Sugiro outro modo de analisar tudo isso. No período 2000-2012, os EUA conseguiram superar o PIOR desempenho dentre os BRICS, mas só em três momentos: do Brasil, em 2003 e 2012, e da Rússia, em 2009. Em todos os demais anos, ao longo de mais de uma década, o desempenho da economia dos EUA foi pior que o de todos os BRICS.

É repetir clichês dizer que o desempenho passado é o melhor elemento para prever desempenho futuro, mas, se se considera o quadro histórico da economia dos EUA, é impossível não ver bem claramente o crescimento declinante. É possível que essa tendência inalterada ao longo de décadas, que persiste apesar das mais variadas políticas macroeconômicas e comerciais tentadas, nos mais diferentes ambientes externos, seja revertida, como Sharma sugere, repentinamente, mediante o uso do gás de xisto, mais barato. Energia barata, afinal, sempre é melhor que energia cara, e energia doméstica barata é, de todas, a melhor possibilidade.
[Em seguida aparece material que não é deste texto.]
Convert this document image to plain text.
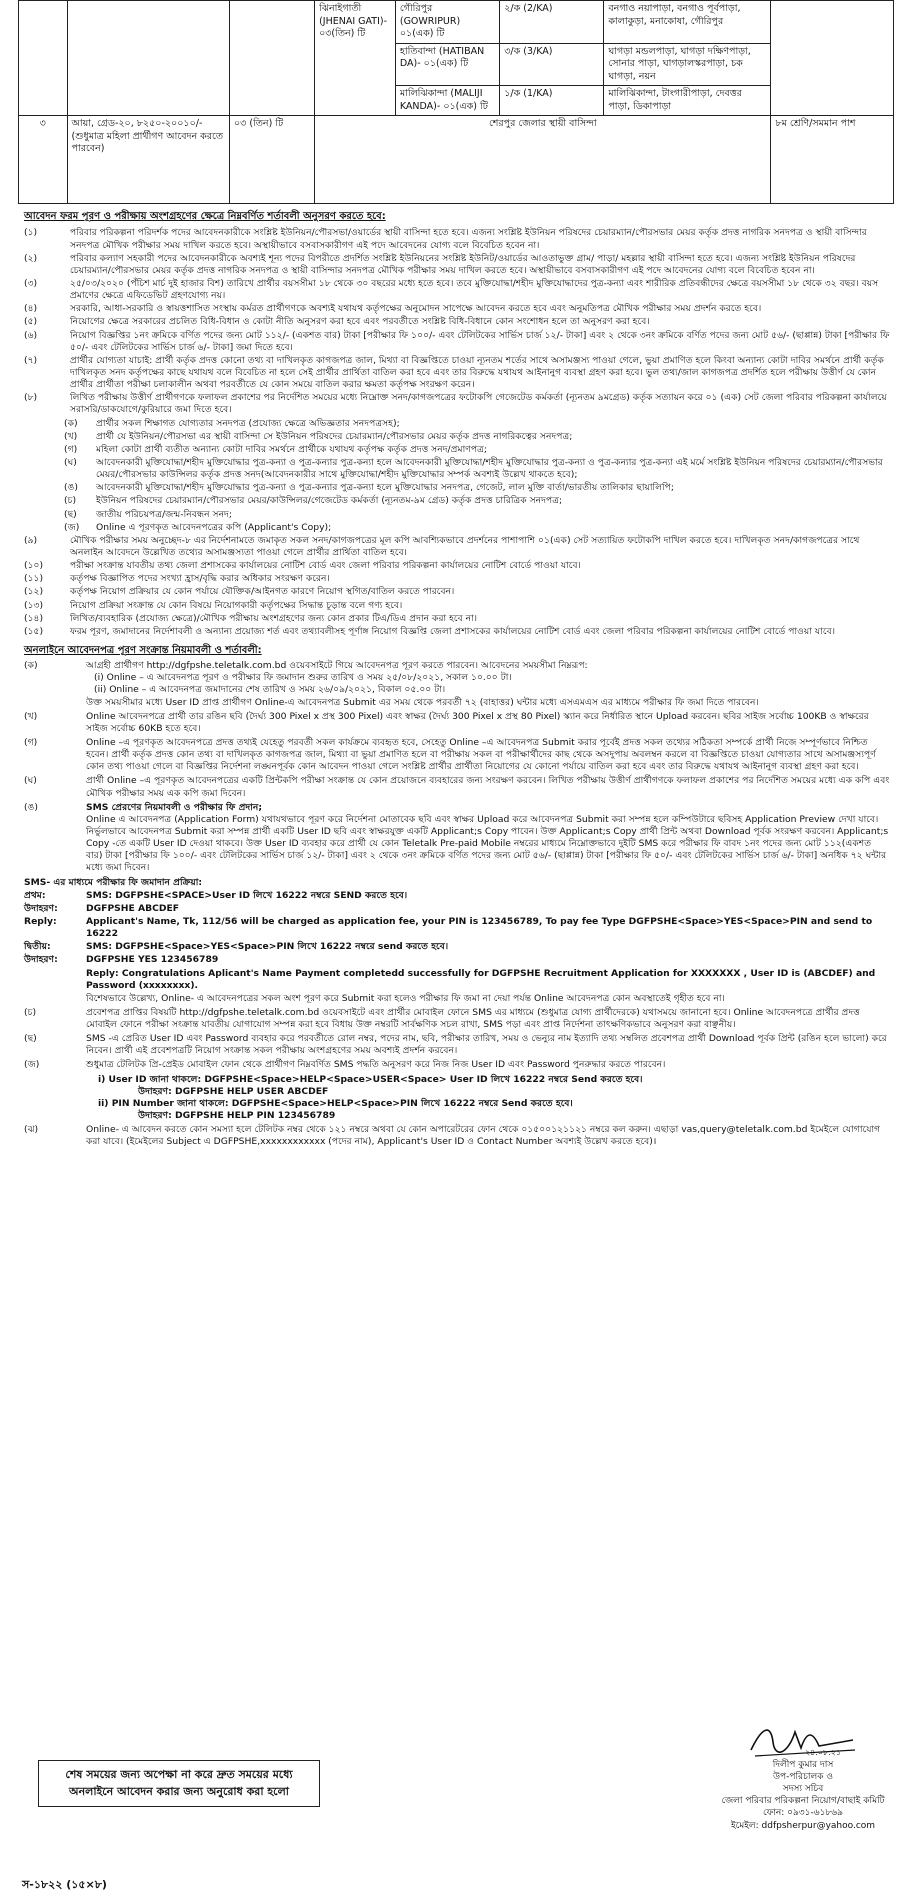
			ঝিনাইগাতী (JHENAI GATI)- ০৩(তিন) টি	গৌরিপুর (GOWRIPUR) ০১(এক) টি	২/ক (2/KA)	বনগাও নয়াপাড়া, বনগাও পূর্বপাড়া, কালাকুড়া, মনাকোষা, গৌরিপুর	
				হাতিবান্দা (HATIBAN DA)- ০১(এক) টি	৩/ক (3/KA)	ঘাগড়া মন্ডলপাড়া, ঘাগড়া দক্ষিণপাড়া, সোনার পাড়া, ঘাগড়ালস্করপাড়া, চক ঘাগড়া, নয়ন	
				মালিঝিকান্দা (MALIJI KANDA)- ০১(এক) টি	১/ক (1/KA)	মালিঝিকান্দা, টাংগারীপাড়া, দেবত্তর পাড়া, ডিকাপাড়া	
৩	আয়া, গ্রেড-২০, ৮২৫০-২০০১০/- (শুধুমাত্র মহিলা প্রার্থীগণ আবেদন করতে পারবেন)	০৩ (তিন) টি	শেরপুর জেলার স্থায়ী বাসিন্দা				৮ম শ্রেণি/সমমান পাশ
আবেদন ফরম পূরণ ও পরীক্ষায় অংশগ্রহণের ক্ষেত্রে নিম্নবর্ণিত শর্তাবলী অনুসরণ করতে হবে:
(১)	পরিবার পরিকল্পনা পরিদর্শক পদের আবেদনকারীকে সংশ্লিষ্ট ইউনিয়ন/পৌরসভা/ওয়ার্ডের স্থায়ী বাসিন্দা হতে হবে। এজন্য সংশ্লিষ্ট ইউনিয়ন পরিষদের চেয়ারম্যান/পৌরসভার মেয়র কর্তৃক প্রদত্ত নাগরিক সনদপত্র ও স্থায়ী বাসিন্দার সনদপত্র মৌখিক পরীক্ষার সময় দাখিল করতে হবে। অস্থায়ীভাবে বসবাসকারীগণ এই পদে আবেদনের যোগ্য বলে বিবেচিত হবেন না।
(২)	পরিবার কল্যাণ সহকারী পদের আবেদনকারীকে অবশ্যই শূন্য পদের বিপরীতে প্রদর্শিত সংশ্লিষ্ট ইউনিয়নের সংশ্লিষ্ট ইউনিট/ওয়ার্ডের আওতাভুক্ত গ্রাম/ পাড়া/ মহল্লার স্থায়ী বাসিন্দা হতে হবে। এজন্য সংশ্লিষ্ট ইউনিয়ন পরিষদের চেয়ারম্যান/পৌরসভার মেয়র কর্তৃক প্রদত্ত নাগরিক সনদপত্র ও স্থায়ী বাসিন্দার সনদপত্র মৌখিক পরীক্ষার সময় দাখিল করতে হবে। অস্থায়ীভাবে বসবাসকারীগণ এই পদে আবেদনের যোগ্য বলে বিবেচিত হবেন না।
(৩)	২৫/০৩/২০২০ (পঁচিশ মার্চ দুই হাজার বিশ) তারিখে প্রার্থীর বয়সসীমা ১৮ থেকে ৩০ বছরের মধ্যে হতে হবে। তবে মুক্তিযোদ্ধা/শহীদ মুক্তিযোদ্ধাদের পুত্র-কন্যা এবং শারীরিক প্রতিবন্ধীদের ক্ষেত্রে বয়সসীমা ১৮ থেকে ৩২ বছর। বয়স প্রমাণের ক্ষেত্রে এফিডেভিট গ্রহণযোগ্য নয়।
(৪)	সরকারি, আধা-সরকারি ও স্বায়ত্তশাসিত সংস্থায় কর্মরত প্রার্থীগণকে অবশ্যই যথাযথ কর্তৃপক্ষের অনুমোদন সাপেক্ষে আবেদন করতে হবে এবং অনুমতিপত্র মৌখিক পরীক্ষার সময় প্রদর্শন করতে হবে।
(৫)	নিয়োগের ক্ষেত্রে সরকারের প্রচলিত বিধি-বিধান ও কোটা নীতি অনুসরণ করা হবে এবং পরবর্তীতে সংশ্লিষ্ট বিধি-বিধানে কোন সংশোধন হলে তা অনুসরণ করা হবে।
(৬)	নিয়োগ বিজ্ঞপ্তির ১নং ক্রমিকে বর্ণিত পদের জন্য মোট ১১২/- (একশত বার) টাকা [পরীক্ষার ফি ১০০/- এবং টেলিটকের সার্ভিস চার্জ ১২/- টাকা] এবং ২ থেকে ৩নং ক্রমিকে বর্ণিত পদের জন্য মোট ৫৬/- (ছাপ্পান্ন) টাকা [পরীক্ষার ফি ৫০/- এবং টেলিটকের সার্ভিস চার্জ ৬/- টাকা] জমা দিতে হবে।
(৭)	প্রার্থীর যোগ্যতা যাচাই: প্রার্থী কর্তৃক প্রদত্ত কোনো তথ্য বা দাখিলকৃত কাগজপত্র জাল, মিথ্যা বা বিজ্ঞপ্তিতে চাওয়া ন্যূনতম শর্তের সাথে অসামঞ্জস্য পাওয়া গেলে, ভুয়া প্রমাণিত হলে কিংবা অন্যান্য কোটা দাবির সমর্থনে প্রার্থী কর্তৃক দাখিলকৃত সনদ কর্তৃপক্ষের কাছে যথাযথ বলে বিবেচিত না হলে সেই প্রার্থীর প্রার্থিতা বাতিল করা হবে এবং তার বিরুদ্ধে যথাযথ আইনানুগ ব্যবস্থা গ্রহণ করা হবে। ভুল তথ্য/জাল কাগজপত্র প্রদর্শিত হলে পরীক্ষায় উত্তীর্ণ যে কোন প্রার্থীর প্রার্থীতা পরীক্ষা চলাকালীন অথবা পরবর্তীতে যে কোন সময়ে বাতিল করার ক্ষমতা কর্তৃপক্ষ সংরক্ষণ করেন।
(৮)	লিখিত পরীক্ষায় উত্তীর্ণ প্রার্থীগণকে ফলাফল প্রকাশের পর নির্দেশিত সময়ের মধ্যে নিম্নোক্ত সনদ/কাগজপত্রের ফটোকপি গেজেটেড কর্মকর্তা (ন্যূনতম ৯মগ্রেড) কর্তৃক সত্যায়ন করে ০১ (এক) সেট জেলা পরিবার পরিকল্পনা কার্যালয়ে সরাসরি/ডাকযোগে/কুরিয়ারে জমা দিতে হবে।
(ক)	প্রার্থীর সকল শিক্ষাগত যোগ্যতার সনদপত্র (প্রযোজ্য ক্ষেত্রে অভিজ্ঞতার সনদপত্রসহ);
(খ)	প্রার্থী যে ইউনিয়ন/পৌরসভা এর স্থায়ী বাসিন্দা সে ইউনিয়ন পরিষদের চেয়ারম্যান/পৌরসভার মেয়র কর্তৃক প্রদত্ত নাগরিকত্বের সনদপত্র;
(গ)	মহিলা কোটা প্রার্থী ব্যতীত অন্যান্য কোটা দাবির সমর্থনে প্রার্থীকে যথাযথ কর্তৃপক্ষ কর্তৃক প্রদত্ত সনদ/প্রমাণপত্র;
(ঘ)	আবেদনকারী মুক্তিযোদ্ধা/শহীদ মুক্তিযোদ্ধার পুত্র-কন্যা ও পুত্র-কন্যার পুত্র-কন্যা হলে আবেদনকারী মুক্তিযোদ্ধা/শহীদ মুক্তিযোদ্ধার পুত্র-কন্যা ও পুত্র-কন্যার পুত্র-কন্যা এই মর্মে সংশ্লিষ্ট ইউনিয়ন পরিষদের চেয়ারম্যান/পৌরসভার মেয়র/পৌরসভার কাউন্সিলর কর্তৃক প্রদত্ত সনদ(আবেদনকারীর সাথে মুক্তিযোদ্ধা/শহীদ মুক্তিযোদ্ধার সম্পর্ক অবশ্যই উল্লেখ থাকতে হবে);
(ঙ)	আবেদনকারী মুক্তিযোদ্ধা/শহীদ মুক্তিযোদ্ধার পুত্র-কন্যা ও পুত্র-কন্যার পুত্র-কন্যা হলে মুক্তিযোদ্ধার সনদপত্র, গেজেট, লাল মুক্তি বার্তা/ভারতীয় তালিকার ছায়ালিপি;
(চ)	ইউনিয়ন পরিষদের চেয়ারম্যান/পৌরসভার মেয়র/কাউন্সিলর/গেজেটেড কর্মকর্তা (ন্যূনতম-৯ম গ্রেড) কর্তৃক প্রদত্ত চারিত্রিক সনদপত্র;
(ছ)	জাতীয় পরিচয়পত্র/জন্ম-নিবন্ধন সনদ;
(জ)	Online এ পূরণকৃত আবেদনপত্রের কপি (Applicant's Copy);
(৯)	মৌখিক পরীক্ষার সময় অনুচ্ছেদ-৮ এর নির্দেশনামতে জমাকৃত সকল সনদ/কাগজপত্রের মূল কপি আবশ্যিকভাবে প্রদর্শনের পাশাপাশি ০১(এক) সেট সত্যায়িত ফটোকপি দাখিল করতে হবে। দাখিলকৃত সনদ/কাগজপত্রের সাথে অনলাইন আবেদনে উল্লেখিত তথ্যের অসামঞ্জস্যতা পাওয়া গেলে প্রার্থীর প্রার্থিতা বাতিল হবে।
(১০)	পরীক্ষা সংক্রান্ত যাবতীয় তথ্য জেলা প্রশাসকের কার্যালয়ের নোটিশ বোর্ড এবং জেলা পরিবার পরিকল্পনা কার্যালয়ের নোটিশ বোর্ডে পাওয়া যাবে।
(১১)	কর্তৃপক্ষ বিজ্ঞাপিত পদের সংখ্যা হ্রাস/বৃদ্ধি করার অধিকার সংরক্ষণ করেন।
(১২)	কর্তৃপক্ষ নিয়োগ প্রক্রিয়ার যে কোন পর্যায়ে যৌক্তিক/আইনগত কারণে নিয়োগ স্থগিত/বাতিল করতে পারবেন।
(১৩)	নিয়োগ প্রক্রিয়া সংক্রান্ত যে কোন বিষয়ে নিয়োগকারী কর্তৃপক্ষের সিদ্ধান্ত চূড়ান্ত বলে গণ্য হবে।
(১৪)	লিখিত/ব্যবহারিক (প্রযোজ্য ক্ষেত্রে)/মৌখিক পরীক্ষায় অংশগ্রহণের জন্য কোন প্রকার টিএ/ডিএ প্রদান করা হবে না।
(১৫)	ফরম পূরণ, জমাদানের নির্দেশাবলী ও অন্যান্য প্রয়োজ্য শর্ত এবং তথ্যাবলীসহ পূর্ণাঙ্গ নিয়োগ বিজ্ঞপ্তি জেলা প্রশাসকের কার্যালয়ের নোটিশ বোর্ড এবং জেলা পরিবার পরিকল্পনা কার্যালয়ের নোটিশ বোর্ডে পাওয়া যাবে।
অনলাইনে আবেদনপত্র পূরণ সংক্রান্ত নিয়মাবলী ও শর্তাবলী:
(ক)	আগ্রহী প্রার্থীগণ http://dgfpshe.teletalk.com.bd ওয়েবসাইটে গিয়ে আবেদনপত্র পূরণ করতে পারবেন। আবেদনের সময়সীমা নিম্নরূপ:
(i) Online – এ আবেদনপত্র পূরণ ও পরীক্ষার ফি জমাদান শুরুর তারিখ ও সময় ২৫/০৮/২০২১, সকাল ১০.০০ টা।
(ii) Online – এ আবেদনপত্র জমাদানের শেষ তারিখ ও সময় ২৬/০৯/২০২১, বিকাল ০৫.০০ টা।
উক্ত সময়সীমার মধ্যে User ID প্রাপ্ত প্রার্থীগণ Online-এ আবেদনপত্র Submit এর সময় থেকে পরবর্তী ৭২ (বাহাত্তর) ঘন্টার মধ্যে এসএমএস এর মাধ্যমে পরীক্ষার ফি জমা দিতে পারবেন।
(খ)	Online আবেদনপত্রে প্রার্থী তার রঙিন ছবি (দৈর্ঘ্য 300 Pixel x প্রস্থ 300 Pixel) এবং স্বাক্ষর (দৈর্ঘ্য 300 Pixel x প্রস্থ 80 Pixel) স্ক্যান করে নির্ধারিত স্থানে Upload করবেন। ছবির সাইজ সর্বোচ্চ 100KB ও স্বাক্ষরের সাইজ সর্বোচ্চ 60KB হতে হবে।
(গ)	Online –এ পূরণকৃত আবেদনপত্রে প্রদত্ত তথ্যই যেহেতু পরবর্তী সকল কার্যক্রমে ব্যবহৃত হবে, সেহেতু Online –এ আবেদনপত্র Submit করার পূর্বেই প্রদত্ত সকল তথ্যের সঠিকতা সম্পর্কে প্রার্থী নিজে সম্পূর্ণভাবে নিশ্চিত হবেন। প্রার্থী কর্তৃক প্রদত্ত কোন তথ্য বা দাখিলকৃত কাগজপত্র জাল, মিথ্যা বা ভুয়া প্রমাণিত হলে বা পরীক্ষায় সকল বা পরীক্ষার্থীদের কাছ থেকে অসদুপায় অবলম্বন করলে বা বিজ্ঞপ্তিতে চাওয়া যোগ্যতার সাথে অসামঞ্জস্যপূর্ণ কোন তথ্য পাওয়া গেলে বা বিজ্ঞপ্তির নির্দেশনা লঙ্ঘনপূর্বক কোন আবেদন পাওয়া গেলে সংশ্লিষ্ট প্রার্থীর প্রার্থীতা নিয়োগের যে কোনো পর্যায়ে বাতিল করা হবে এবং তার বিরুদ্ধে যথাযথ আইনানুগ ব্যবস্থা গ্রহণ করা হবে।
(ঘ)	প্রার্থী Online –এ পূরণকৃত আবেদনপত্রের একটি প্রিন্টকপি পরীক্ষা সংক্রান্ত যে কোন প্রয়োজনে ব্যবহারের জন্য সংরক্ষণ করবেন। লিখিত পরীক্ষায় উত্তীর্ণ প্রার্থীগণকে ফলাফল প্রকাশের পর নির্দেশিত সময়ের মধ্যে এক কপি এবং মৌখিক পরীক্ষার সময় এক কপি জমা দিবেন।
(ঙ)	SMS প্রেরণের নিয়মাবলী ও পরীক্ষার ফি প্রদান;
Online এ আবেদনপত্র (Application Form) যথাযথভাবে পূরণ করে নির্দেশনা মোতাবেক ছবি এবং স্বাক্ষর Upload করে আবেদনপত্র Submit করা সম্পন্ন হলে কম্পিউটারে ছবিসহ Application Preview দেখা যাবে। নির্ভুলভাবে আবেদনপত্র Submit করা সম্পন্ন প্রার্থী একটি User ID ছবি এবং স্বাক্ষরযুক্ত একটি Applicant;s Copy পাবেন। উক্ত Applicant;s Copy প্রার্থী প্রিন্ট অথবা Download পূর্বক সংরক্ষণ করবেন। Applicant;s Copy -তে একটি User ID দেওয়া থাকবে। উক্ত User ID ব্যবহার করে প্রার্থী যে কোন Teletalk Pre-paid Mobile নম্বরের মাধ্যমে নিম্নোক্তভাবে দুইটি SMS করে পরীক্ষার ফি বাবদ ১নং পদের জন্য মোট ১১২(একশত বার) টাকা [পরীক্ষার ফি ১০০/- এবং টেলিটকের সার্ভিস চার্জ ১২/- টাকা] এবং ২ থেকে ৩নং ক্রমিকে বর্ণিত পদের জন্য মোট ৫৬/- (ছাপ্পান্ন) টাকা [পরীক্ষার ফি ৫০/- এবং টেলিটকের সার্ভিস চার্জ ৬/- টাকা] অনধিক ৭২ ঘন্টার মধ্যে জমা দিবেন।
SMS- এর মাধ্যমে পরীক্ষার ফি জমাদান প্রক্রিয়া:
প্রথম:	SMS: DGFPSHE<SPACE>User ID লিখে 16222 নম্বরে SEND করতে হবে।
উদাহরণ:	DGFPSHE ABCDEF
Reply:	Applicant's Name, Tk, 112/56 will be charged as application fee, your PIN is 123456789, To pay fee Type DGFPSHE<Space>YES<Space>PIN and send to 16222
দ্বিতীয়:	SMS: DGFPSHE<Space>YES<Space>PIN লিখে 16222 নম্বরে send করতে হবে।
উদাহরণ:	DGFPSHE YES 123456789
Reply: Congratulations Aplicant's Name Payment completedd successfully for DGFPSHE Recruitment Application for XXXXXXX , User ID is (ABCDEF) and Password (xxxxxxxx).
বিশেষভাবে উল্লেখ্য, Online- এ আবেদনপত্রের সকল অংশ পূরণ করে Submit করা হলেও পরীক্ষার ফি জমা না দেয়া পর্যন্ত Online আবেদনপত্র কোন অবস্থাতেই গৃহীত হবে না।
(চ)	প্রবেশপত্র প্রাপ্তির বিষয়টি http://dgfpshe.teletalk.com.bd ওয়েবসাইটে এবং প্রার্থীর মোবাইল ফোনে SMS এর মাধ্যমে (শুধুমাত্র যোগ্য প্রার্থীদেরকে) যথাসময়ে জানানো হবে। Online আবেদনপত্রে প্রার্থীর প্রদত্ত মোবাইল ফোনে পরীক্ষা সংক্রান্ত যাবতীয় যোগাযোগ সম্পন্ন করা হবে বিধায় উক্ত নম্বরটি সার্বক্ষণিক সচল রাখা, SMS পড়া এবং প্রাপ্ত নির্দেশনা তাৎক্ষণিকভাবে অনুসরণ করা বাঞ্ছনীয়।
(ছ)	SMS -এ প্রেরিত User ID এবং Password ব্যবহার করে পরবর্তীতে রোল নম্বর, পদের নাম, ছবি, পরীক্ষার তারিখ, সময় ও ভেন্যুর নাম ইত্যাদি তথ্য সম্বলিত প্রবেশপত্র প্রার্থী Download পূর্বক প্রিন্ট (রঙিন হলে ভালো) করে নিবেন। প্রার্থী এই প্রবেশপত্রটি নিয়োগ সংক্রান্ত সকল পরীক্ষায় অংশগ্রহণের সময় অবশ্যই প্রদর্শন করবেন।
(জ)	শুধুমাত্র টেলিটক প্রি-প্রেইড মোবাইল ফোন থেকে প্রার্থীগণ নিম্নবর্ণিত SMS পদ্ধতি অনুসরণ করে নিজ নিজ User ID এবং Password পুনরুদ্ধার করতে পারবেন।
i) User ID জানা থাকলে: DGFPSHE<Space>HELP<Space>USER<Space> User ID লিখে 16222 নম্বরে Send করতে হবে।
উদাহরণ: DGFPSHE HELP USER ABCDEF
ii) PIN Number জানা থাকলে: DGFPSHE<Space>HELP<Space>PIN লিখে 16222 নম্বরে Send করতে হবে।
উদাহরণ: DGFPSHE HELP PIN 123456789
(ঝ)	Online- এ আবেদন করতে কোন সমস্যা হলে টেলিটক নম্বর থেকে ১২১ নম্বরে অথবা যে কোন অপারেটরের ফোন থেকে ০১৫০০১২১১২১ নম্বরে কল করুন। এছাড়া vas,query@teletalk.com.bd ইমেইলে যোগাযোগ করা যাবে। (ইমেইলের Subject এ DGFPSHE,xxxxxxxxxxxx (পদের নাম), Applicant's User ID ও Contact Number অবশ্যই উল্লেখ করতে হবে)।
শেষ সময়ের জন্য অপেক্ষা না করে দ্রুত সময়ের মধ্যে অনলাইনে আবেদন করার জন্য অনুরোধ করা হলো
২৪.০৮.২১
দিলীপ কুমার দাস
উপ-পরিচালক ও
সদস্য সচিব
জেলা পরিবার পরিকল্পনা নিয়োগ/বাছাই কমিটি
ফোন: ০৯৩১-৬১৮৬৯
ইমেইল: ddfpsherpur@yahoo.com
স-১৮২২ (১৫×৮)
Porém, “resolver” os problemas da economia dos EUA com energia barata só será possível se todos os problemas atuais fossem realmente provocados só pela energia cara. O consenso entre muitos é que assim se resolve uma inconveniência menor e secundária, não o grande desastre em curso. Como se vê, se se analisa qualquer gráfico dos preços do petróleo, há mínima, e talvez não haja nenhuma, relação causal entre os preços das commodities e o crescimento da economia dos EUA: houve anos de energia barata e crescimento fraco; anos de energia cara e crescimento robusto; e anos em que os dois indicadores andam de lado.

Claro que o acesso pleno a energia abundante não causará dano à economia dos EUA, e espero que o impacto geral será moderadamente estimulante. Mas as raízes do declínio econômico dos EUA, incluído aí o encolhimento da classe média, a concentração de riqueza em círculos cada vez menores, o aumento do endividamento dos universitários, a superdependência do endividamento dos consumidores, são fatores muito mais profundos que o alto preço do gás natural, e não é possível “tratá-los” com fracking, assim como um câncer agressivo não pode ser “tratado” com antibióticos. A correção dos problemas que estão limitando o crescimento dos EUA exigirá concessões, projeto claro e razoável e visão de futuro, precisamente os elementos que hoje faltam completamente no Congresso. O que se tem de prever, como quase inevitável, é que os EUA continuarão a debater-se entre uma crise autoinfligida e outra, como a que está acontecendo desde que Obama foi eleito.

Os EUA continuarão país extremamente rico e poderoso, e “declinarão” em sentido relativo, não em sentido absoluto. Mas declínio relativo também é declínio, e, por esse padrão, o declínio dos EUA já é notável e chama a atenção, porque, principalmente, os EUA já perderam grande fatia de sua parte do PIB mundial. Isso já aconteceu. Há triunfalistas dos mercados emergentes que se excedem, na promoção dos BRICS e há os que subestimam as dificuldades inerentes ao governo e à administração desses países-gigantes.

Mas, se se examinam as evidências, se se olham os dados do crescimento do PIB, é difícil manter a esperança de que os EUA consigam ser bem-sucedidos. E vê-se, bem facilmente, como os mesmos problemas que acossam os EUA ao longo dos últimos 13 anos continuam e, pelo visto, continuarão a acossá-los.


Nota dos tradutores
[1]  Elio Gaspari: “criticou”, mas com rara doçura, crítica doce que a revista (não)Veja reproduziu, porque, afinal, as besteiras do cara deram MUITA bandeira. As gentilezas pretensamente “críticas” estão no blog do Ricardo Setti, em matéria típica do jornalismo brasileiro – que é o pior do mundo – e existe, sobretudo, para jornalista do Grupo GAFE (Globo-Abril-FSP-Estadão) promover jornalista do mesmo Grupo GAFE. Ah! E nem esse blog da Veja, nem o Estadão publicam OS GRÁFICOS acima [risos, risos].